# [Asus A8V-MX] ¿Alguien la tiene?

## Apocalypse_Now

Hola gente. Estoy por armar una PC con un procesador AMD ATHLON 64 3200 SOCKET 939 y estuve mirando el Mobo ASUS A8V-MX. ¿Que tal está el soporte de Gentoo para esta Mother?

Desde ya gracias.

Saludos

----------

## Pablo S. Barrera

Tiene algo onboard? Deberia de funcionar correctamente no?

----------

## pacho2

Soportada está, pero yo no compraría una Asus, el rendimiento (al menos con un Ahtlon 3200+) es bastante deficiente, además las actualizaciones de BIOS de Asus son muchas y peligrosas. Ahora tengo una Abit AV8 y estoy muy contento con ella, yo no compraría Asus para AMD64.

Saludos

----------

## Sparkster

Con AMD no sé cómo será, pero hasta la fecha en la que compré mi última placa (una Asus P4S8X para P4 allá por 2002) las Asus eran de lo mejorcito. Es más, incluso metí un disco de 300 gigas y lo detectó sin problemas cuando en todas las demás placas que lo probé sólo detectaban hasta 180. En cuanto a lo de las actualizaciones de firmware, te avisan cuándo una actualización es segura y cuándo no, pero yo opino al contrario, que hay muy pocas (al menos para mi placa, sólo sacaron 2).

----------

## pacho2

Como he comentado, yo me refiero a las placas Asus para AMD64. En cambio, estas placas me han salido muy buenas para x86.
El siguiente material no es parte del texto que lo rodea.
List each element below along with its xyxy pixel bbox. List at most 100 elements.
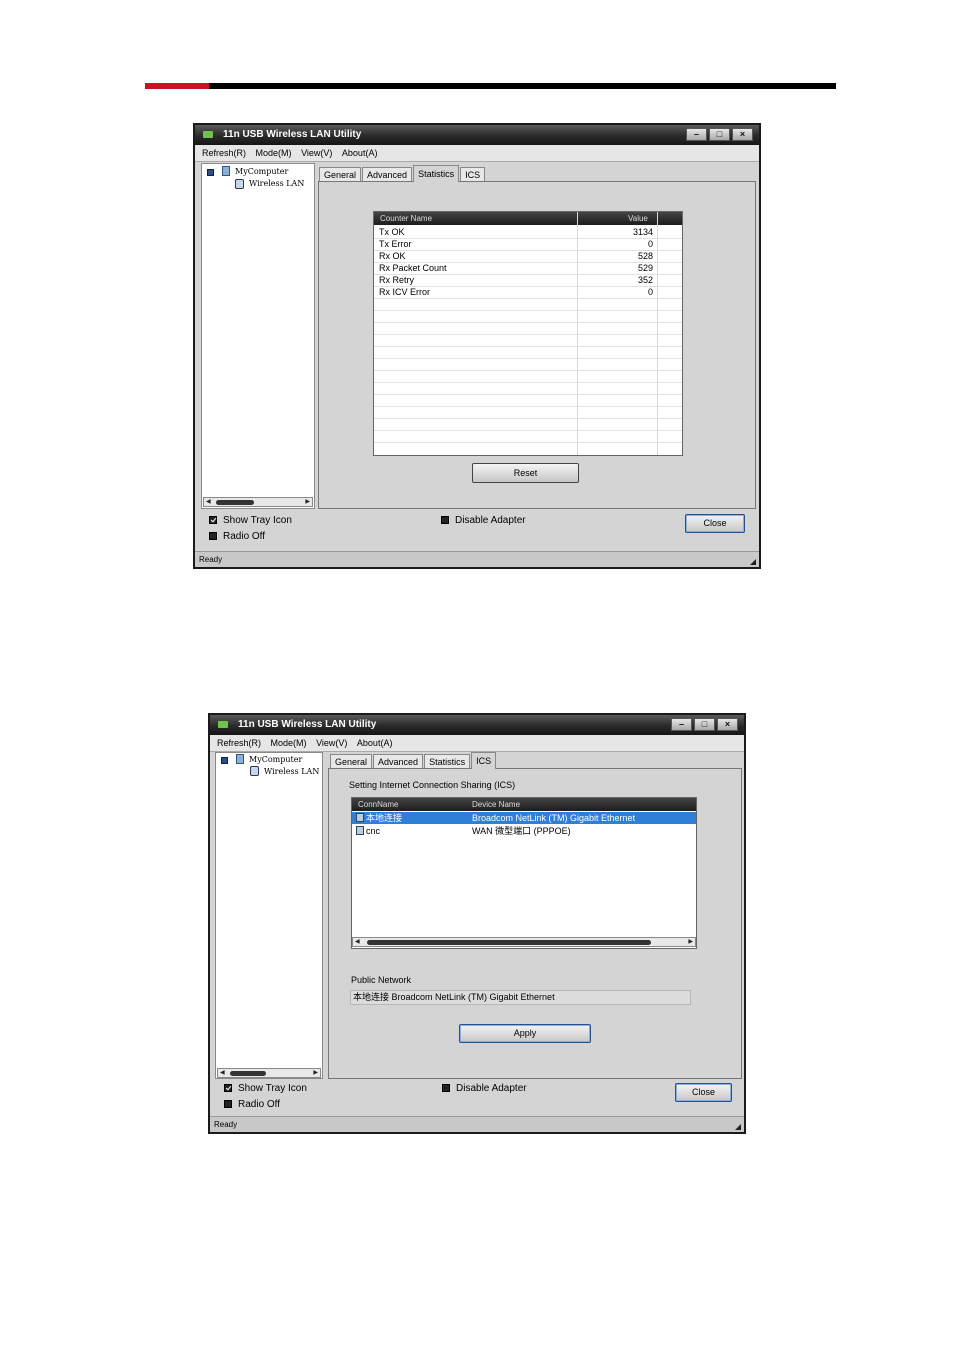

Para AMD64 yo no compraría Asus, por ejemplo, Abit tiene un precio similar y tiene mejor rendimiento, a parte de preocuparse más por sus BIOS. Por ejemplo, la Asus A8V Deluxe tocaba, cuando la tuve montada, a una actualización de BIOS por mes y sus actualizaciones siempre eran a peor (el powernow dejaba de funcionar, por ejemplo). Lo mejor era cuando querías volver atrás, metías el CD que venía con la placa (culpa mía por no hacer una copia de la anterior BIOS en un diquete botable) e instalabas la BIOS que te decía. La versión de esa BIOS (la primera) no soportaba mi procesador   :Shocked:  , y no podía arrancar el sistema. La solución fue quitar los modulos de RAM corresponientes ya que el problema estaba en que esa versión de la BIOS no soportaba el Dual Channel.
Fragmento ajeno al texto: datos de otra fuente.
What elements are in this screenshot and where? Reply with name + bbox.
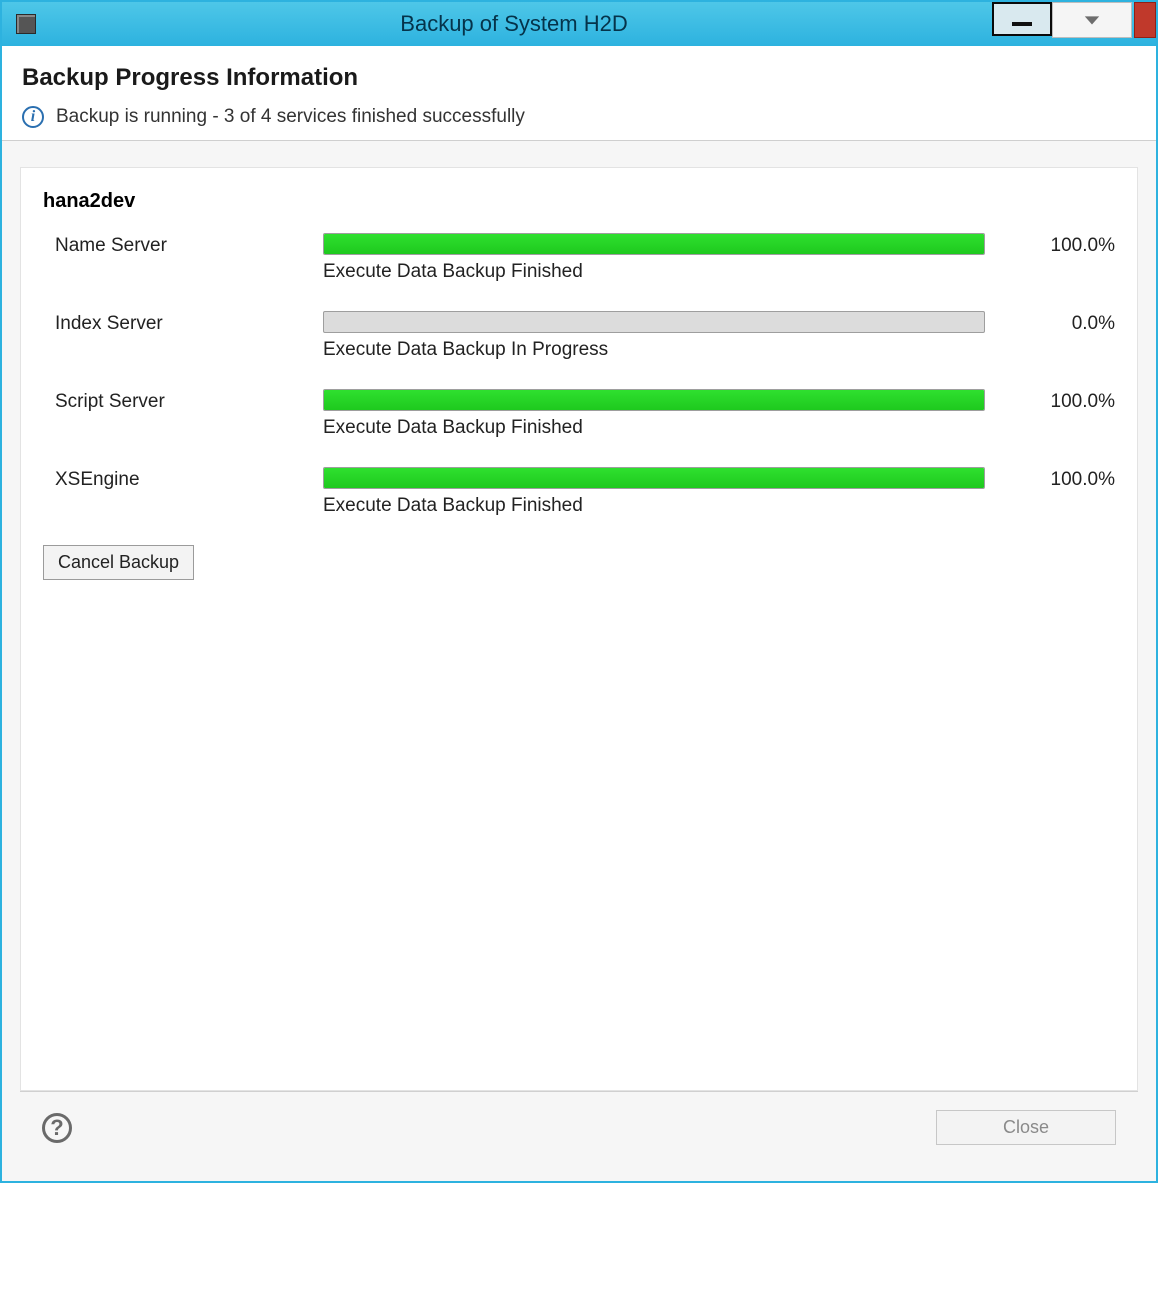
header-area: Backup Progress Information i Backup is … (2, 46, 1156, 141)
titlebar[interactable]: Backup of System H2D (2, 2, 1156, 46)
close-window-button[interactable] (1134, 2, 1156, 38)
cancel-backup-button[interactable]: Cancel Backup (43, 545, 194, 580)
service-row: XSEngine Execute Data Backup Finished 100.… (43, 467, 1115, 517)
service-percent: 100.0% (1005, 467, 1115, 491)
content-area: hana2dev Name Server Execute Data Backup … (2, 141, 1156, 1181)
footer-bar: ? Close (20, 1091, 1138, 1163)
service-row: Script Server Execute Data Backup Finishe… (43, 389, 1115, 439)
progress-panel: hana2dev Name Server Execute Data Backup … (20, 167, 1138, 1091)
service-status-text: Execute Data Backup Finished (323, 495, 985, 517)
service-percent: 0.0% (1005, 311, 1115, 335)
progress-bar-wrap: Execute Data Backup Finished (323, 233, 985, 283)
service-percent: 100.0% (1005, 233, 1115, 257)
service-status-text: Execute Data Backup In Progress (323, 339, 985, 361)
panel-footer: Cancel Backup (43, 545, 1115, 580)
window-title: Backup of System H2D (36, 11, 992, 37)
host-name: hana2dev (43, 190, 1115, 213)
progress-bar (323, 467, 985, 489)
progress-fill (324, 234, 984, 254)
window-menu-dropdown[interactable] (1052, 2, 1132, 38)
progress-fill (324, 468, 984, 488)
window-buttons (992, 2, 1156, 46)
progress-bar (323, 233, 985, 255)
services-list: Name Server Execute Data Backup Finished 1… (43, 233, 1115, 517)
service-label: Name Server (43, 233, 303, 257)
minimize-button[interactable] (992, 2, 1052, 36)
progress-bar (323, 389, 985, 411)
service-row: Name Server Execute Data Backup Finished 1… (43, 233, 1115, 283)
service-label: Script Server (43, 389, 303, 413)
progress-bar-wrap: Execute Data Backup Finished (323, 467, 985, 517)
help-icon[interactable]: ? (42, 1113, 72, 1143)
backup-progress-window: Backup of System H2D Backup Progress Inf… (0, 0, 1158, 1183)
info-icon: i (22, 106, 44, 128)
service-label: XSEngine (43, 467, 303, 491)
status-line: i Backup is running - 3 of 4 services fi… (22, 106, 1136, 128)
progress-bar-wrap: Execute Data Backup In Progress (323, 311, 985, 361)
status-text: Backup is running - 3 of 4 services fini… (56, 106, 525, 128)
page-title: Backup Progress Information (22, 64, 1136, 92)
minimize-icon (1012, 22, 1032, 26)
service-label: Index Server (43, 311, 303, 335)
service-status-text: Execute Data Backup Finished (323, 417, 985, 439)
service-row: Index Server Execute Data Backup In Progr… (43, 311, 1115, 361)
service-status-text: Execute Data Backup Finished (323, 261, 985, 283)
chevron-down-icon (1083, 14, 1101, 26)
close-button[interactable]: Close (936, 1110, 1116, 1145)
progress-fill (324, 390, 984, 410)
app-icon (16, 14, 36, 34)
service-percent: 100.0% (1005, 389, 1115, 413)
progress-bar (323, 311, 985, 333)
progress-bar-wrap: Execute Data Backup Finished (323, 389, 985, 439)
Cuando compré la máquina ya había leído aquí que las placas Asus para amd64 no iban muy bien, me costaba creerlo, hasta que lo sufrí yo   :Very Happy:  , ahora tengo muy claro que no compraré Asus para amd64.

En su soporte para x86 no tengo queja, más aún, tengo un portátil Intel Core Duo de Asus   :Very Happy: 

Saludos

PD: Para que veas que no te engaño  :Wink: 

https://forums.gentoo.org/viewtopic-t-372792.html

----------

## Sparkster

En ese caso todo claro y a sus pies, caballero xD. Así da gusto, me esperaba un "pero qué dices, tio, las Asus son todas una mierda por esto y por lo otro, y las Abit son insuperables porque lo digo yo"   :Laughing:   :Laughing:   :Laughing:   Maldito fanatismo objetivo...  :Razz: 

----------

## pacho2

xD

Voy a mandar a los sicarios xDD

Saludos  :Wink: 

----------

## marcalj

No jodas...

Acabo de comprarme la Asus A8N32-SLI Deluxe... en cuanto a placa base és la que da mejor rendimiento en 64 bits de AMD, ni Abit ni MSI ni nada la supera. Yo desde hace años siempre he oído alabanzas hacia ASUS, asi que...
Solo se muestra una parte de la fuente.